See also: 1.5 Multi-Agent Systems
Human-in-the-Loop
A design pattern where certain agent actions require explicit human approval before execution. This is typically applied to high-impact operations such as sending emails, modifying databases, or making purchases. Implementation involves pausing the agentic loop, presenting the proposed action to a human, and resuming only upon approval.
Exam context: Questions focus on where to insert approval gates in an agentic loop and which types of actions warrant human review. Know the difference between human-in-the-loop and fully autonomous execution.
See also: 1.6 Human-in-the-Loop
Error Recovery
Strategies for handling failures within an agentic loop without crashing the entire workflow. Common approaches include retry with exponential backoff, fallback to a simpler strategy, graceful degradation (returning partial results), and escalation to a human operator.
Exam context: The exam tests whether you can design resilient agentic systems. Know when to retry versus when to fail gracefully, and how to prevent infinite retry loops.
See also: 1.7 Error Recovery & Resilience
stop_reason
A field in the Claude API response that indicates why the model stopped generating. The two key values are end_turn (the model finished its response naturally) and tool_use (the model wants to call a tool). In an agentic loop, tool_use means the loop should continue; end_turn means the task is complete.
Exam context: This is a frequently tested concept. You must know all stop_reason values and what each one signals to the orchestration layer.
See also: 1.1 Agentic Loops
tool_use
A stop_reason value indicating that Claude wants to invoke a tool. The response will contain a tool_use content block specifying the tool name and input parameters.

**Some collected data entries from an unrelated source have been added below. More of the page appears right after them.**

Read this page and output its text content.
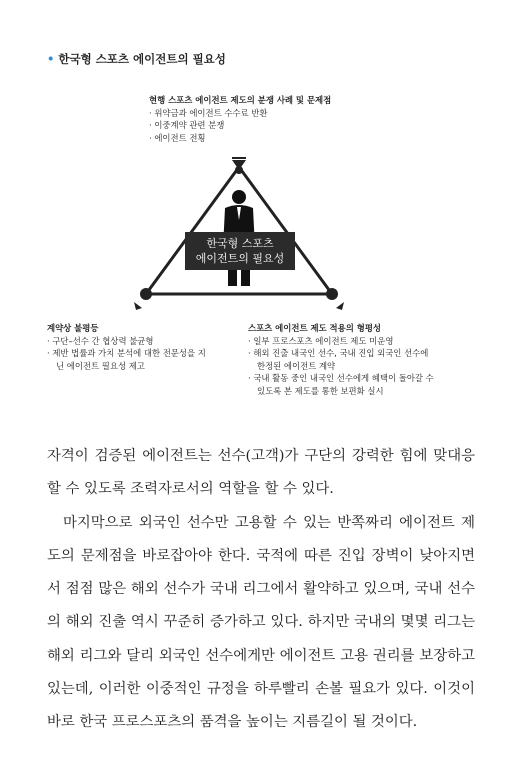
• 한국형 스포츠 에이전트의 필요성
현행 스포츠 에이전트 제도의 분쟁 사례 및 문제점
· 위약금과 에이전트 수수료 반환
· 이중계약 관련 분쟁
· 에이전트 전횡
한국형 스포츠
에이전트의 필요성
계약상 불평등
· 구단–선수 간 협상력 불균형
· 제반 법률과 가치 분석에 대한 전문성을 지
닌 에이전트 필요성 제고
스포츠 에이전트 제도 적용의 형평성
· 일부 프로스포츠 에이전트 제도 미운영
· 해외 진출 내국인 선수, 국내 진입 외국인 선수에
한정된 에이전트 계약
· 국내 활동 중인 내국인 선수에게 혜택이 돌아갈 수
있도록 본 제도를 통한 보편화 실시

자격이 검증된 에이전트는 선수(고객)가 구단의 강력한 힘에 맞대응

할 수 있도록 조력자로서의 역할을 할 수 있다.

마지막으로 외국인 선수만 고용할 수 있는 반쪽짜리 에이전트 제

도의 문제점을 바로잡아야 한다. 국적에 따른 진입 장벽이 낮아지면

서 점점 많은 해외 선수가 국내 리그에서 활약하고 있으며, 국내 선수

의 해외 진출 역시 꾸준히 증가하고 있다. 하지만 국내의 몇몇 리그는

해외 리그와 달리 외국인 선수에게만 에이전트 고용 권리를 보장하고

있는데, 이러한 이중적인 규정을 하루빨리 손볼 필요가 있다. 이것이

바로 한국 프로스포츠의 품격을 높이는 지름길이 될 것이다.
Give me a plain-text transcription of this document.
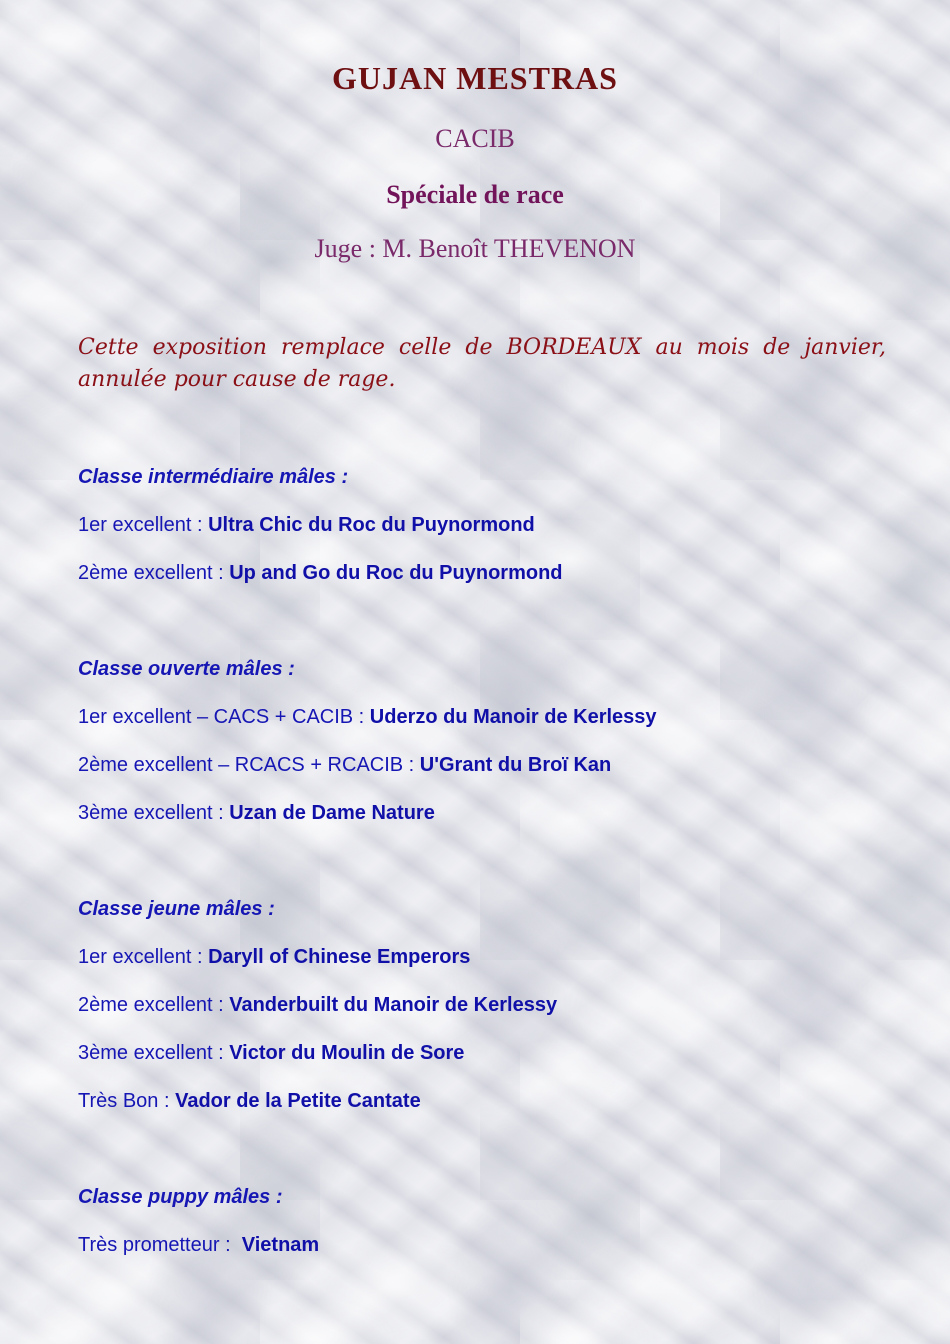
GUJAN MESTRAS

CACIB

Spéciale de race

Juge : M. Benoît THEVENON

Cette exposition remplace celle de BORDEAUX au mois de janvier, annulée pour cause de rage.

Classe intermédiaire mâles :

1er excellent : Ultra Chic du Roc du Puynormond

2ème excellent : Up and Go du Roc du Puynormond

Classe ouverte mâles :

1er excellent – CACS + CACIB : Uderzo du Manoir de Kerlessy

2ème excellent – RCACS + RCACIB : U'Grant du Broï Kan

3ème excellent : Uzan de Dame Nature

Classe jeune mâles :

1er excellent : Daryll of Chinese Emperors

2ème excellent : Vanderbuilt du Manoir de Kerlessy

3ème excellent : Victor du Moulin de Sore

Très Bon : Vador de la Petite Cantate

Classe puppy mâles :

Très prometteur :  Vietnam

The orchestrator must execute the tool and return the result as a tool_result message before the next API call.
Exam context: Understand the full tool-use flow: Claude returns tool_use, the orchestrator executes, and sends back tool_result. Know what happens if the tool result is malformed or missing.
See also: 1.1 Agentic Loops
end_turn
A stop_reason value indicating that Claude has finished its response and does not need to call any more tools. In an agentic loop, this is the signal to exit the loop and return the final response to the user.
Exam context: The exam may present scenarios where you must determine whether to continue looping or terminate. end_turn is always the termination signal.
See also: 1.1 Agentic Loops
Fan-Out/Fan-In
A parallelisation pattern where a task is split into multiple independent sub-tasks (fan-out), each processed concurrently, and the results are aggregated back together (fan-in). This is useful when multiple pieces of information can be gathered or processed independently.
Exam context: Know when fan-out/fan-in is appropriate versus sequential processing. The exam tests whether you can identify tasks that are genuinely independent and can benefit from parallel execution.
See also: 1.2 Orchestration Patterns
Routing Pattern
An orchestration approach where an initial classification step determines which specialised handler should process a request. The router examines the input, categorises it, and directs it to the appropriate downstream agent or prompt. This avoids overloading a single prompt with too many responsibilities.
Exam context: Questions test whether you can design effective routing logic. Know the difference between LLM-based routing (using Claude to classify) and rule-based routing (using deterministic logic).